Le Calame : La Mauritanie vient de célébrer le 60e anniversaire de son indépendance nationale. A cette occasion, le président de la République a annoncé un certain nombre de mesures en faveur de diverses catégories de citoyens. Que vous vous inspire ce geste ?
Abdoussalam Horma : L’anniversaire de l’Indépendance est une occasion importante qui mérite d’être fêtée par le maximum possible de décisions concernant la vie et les préoccupations des populations. Dès lors que des actes positifs en ce sens sont annoncés, nous les comptabilisons en acquis décisifs.
Les décisions contenues dans le discours à la Nation du président de la République sont certes importantes et méritent des encouragements mais restent loin des espoirs attendus : beaucoup de catégories ne se sentent pas concernées et vont continuer à désespérer encore longtemps. La grande partie des fonctionnaires de l’État perçoivent un salaire qui couvre seulement les besoins hebdomadaires de leur famille respective.

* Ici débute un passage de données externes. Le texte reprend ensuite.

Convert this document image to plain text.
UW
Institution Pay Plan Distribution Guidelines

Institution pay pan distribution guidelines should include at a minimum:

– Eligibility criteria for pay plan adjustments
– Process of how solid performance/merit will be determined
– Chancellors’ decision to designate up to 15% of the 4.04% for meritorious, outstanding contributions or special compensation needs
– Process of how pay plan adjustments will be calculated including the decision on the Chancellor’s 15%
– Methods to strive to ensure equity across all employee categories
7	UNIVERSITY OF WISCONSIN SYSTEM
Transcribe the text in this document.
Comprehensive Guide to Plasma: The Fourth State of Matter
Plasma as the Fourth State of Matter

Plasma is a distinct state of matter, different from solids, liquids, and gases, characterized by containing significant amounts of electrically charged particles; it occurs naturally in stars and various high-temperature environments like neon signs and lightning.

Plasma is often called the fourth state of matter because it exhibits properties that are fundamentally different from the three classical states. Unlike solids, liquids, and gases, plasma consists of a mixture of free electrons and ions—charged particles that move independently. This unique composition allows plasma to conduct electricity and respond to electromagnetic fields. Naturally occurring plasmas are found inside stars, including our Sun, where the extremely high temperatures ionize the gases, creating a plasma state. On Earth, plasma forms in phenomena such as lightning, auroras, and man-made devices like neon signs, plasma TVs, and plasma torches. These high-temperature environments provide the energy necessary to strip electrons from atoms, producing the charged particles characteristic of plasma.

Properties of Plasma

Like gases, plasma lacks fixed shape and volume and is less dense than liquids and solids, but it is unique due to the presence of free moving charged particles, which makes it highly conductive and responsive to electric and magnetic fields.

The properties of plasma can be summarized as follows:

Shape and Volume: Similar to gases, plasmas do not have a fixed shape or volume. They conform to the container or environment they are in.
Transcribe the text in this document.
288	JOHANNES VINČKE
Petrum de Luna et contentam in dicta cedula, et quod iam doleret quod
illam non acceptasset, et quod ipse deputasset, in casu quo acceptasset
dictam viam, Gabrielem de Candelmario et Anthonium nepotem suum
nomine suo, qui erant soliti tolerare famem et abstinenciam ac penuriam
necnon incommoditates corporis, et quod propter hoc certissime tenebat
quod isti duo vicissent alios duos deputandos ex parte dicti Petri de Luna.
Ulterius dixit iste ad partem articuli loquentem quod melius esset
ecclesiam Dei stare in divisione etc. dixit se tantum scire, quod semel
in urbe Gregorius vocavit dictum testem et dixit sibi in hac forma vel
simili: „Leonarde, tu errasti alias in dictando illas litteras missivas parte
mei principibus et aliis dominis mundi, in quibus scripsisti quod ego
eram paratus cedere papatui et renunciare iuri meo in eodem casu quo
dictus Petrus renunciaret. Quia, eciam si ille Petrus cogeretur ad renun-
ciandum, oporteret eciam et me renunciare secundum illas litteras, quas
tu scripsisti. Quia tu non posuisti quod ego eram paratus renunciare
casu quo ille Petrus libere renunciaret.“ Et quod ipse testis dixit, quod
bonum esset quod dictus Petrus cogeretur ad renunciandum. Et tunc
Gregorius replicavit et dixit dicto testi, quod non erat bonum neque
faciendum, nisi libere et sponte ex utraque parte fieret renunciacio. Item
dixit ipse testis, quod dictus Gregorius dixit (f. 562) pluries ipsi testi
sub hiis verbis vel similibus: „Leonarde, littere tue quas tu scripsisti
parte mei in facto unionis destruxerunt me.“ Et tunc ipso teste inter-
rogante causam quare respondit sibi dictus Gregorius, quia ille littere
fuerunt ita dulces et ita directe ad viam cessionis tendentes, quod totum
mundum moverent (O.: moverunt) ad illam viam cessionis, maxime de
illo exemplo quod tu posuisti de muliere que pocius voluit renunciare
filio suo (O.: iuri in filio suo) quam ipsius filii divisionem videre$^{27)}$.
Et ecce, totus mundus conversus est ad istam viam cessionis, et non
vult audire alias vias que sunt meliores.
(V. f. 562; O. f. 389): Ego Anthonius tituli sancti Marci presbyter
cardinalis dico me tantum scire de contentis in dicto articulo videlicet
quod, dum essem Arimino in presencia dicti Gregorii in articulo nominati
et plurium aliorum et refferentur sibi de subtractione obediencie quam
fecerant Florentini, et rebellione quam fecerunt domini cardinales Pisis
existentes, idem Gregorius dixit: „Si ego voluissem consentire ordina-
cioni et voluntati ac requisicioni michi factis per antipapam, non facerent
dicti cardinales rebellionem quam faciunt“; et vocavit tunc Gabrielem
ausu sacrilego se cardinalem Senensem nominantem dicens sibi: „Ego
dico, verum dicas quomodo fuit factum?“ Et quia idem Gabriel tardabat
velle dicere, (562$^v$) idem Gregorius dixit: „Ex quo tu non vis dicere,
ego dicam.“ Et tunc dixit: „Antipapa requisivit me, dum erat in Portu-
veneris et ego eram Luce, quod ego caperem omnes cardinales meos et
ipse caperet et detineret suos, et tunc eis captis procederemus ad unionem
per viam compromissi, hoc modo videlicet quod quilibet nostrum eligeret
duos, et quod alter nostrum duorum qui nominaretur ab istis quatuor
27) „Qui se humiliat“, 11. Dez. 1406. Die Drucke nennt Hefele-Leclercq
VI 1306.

Les populations rurales, notamment des adwabas, ont été laissées pour compte pendant 60 ans.
Dans cette allocution, le dialogue politique qui devait permettre de discuter des grands problèmes de l’heure afin de leur trouver des solutions consensuelles, comme ceux relatifs à la justice, l’unité nationale, la concorde nationale et la situation de l’opposition ont été complètement occultées.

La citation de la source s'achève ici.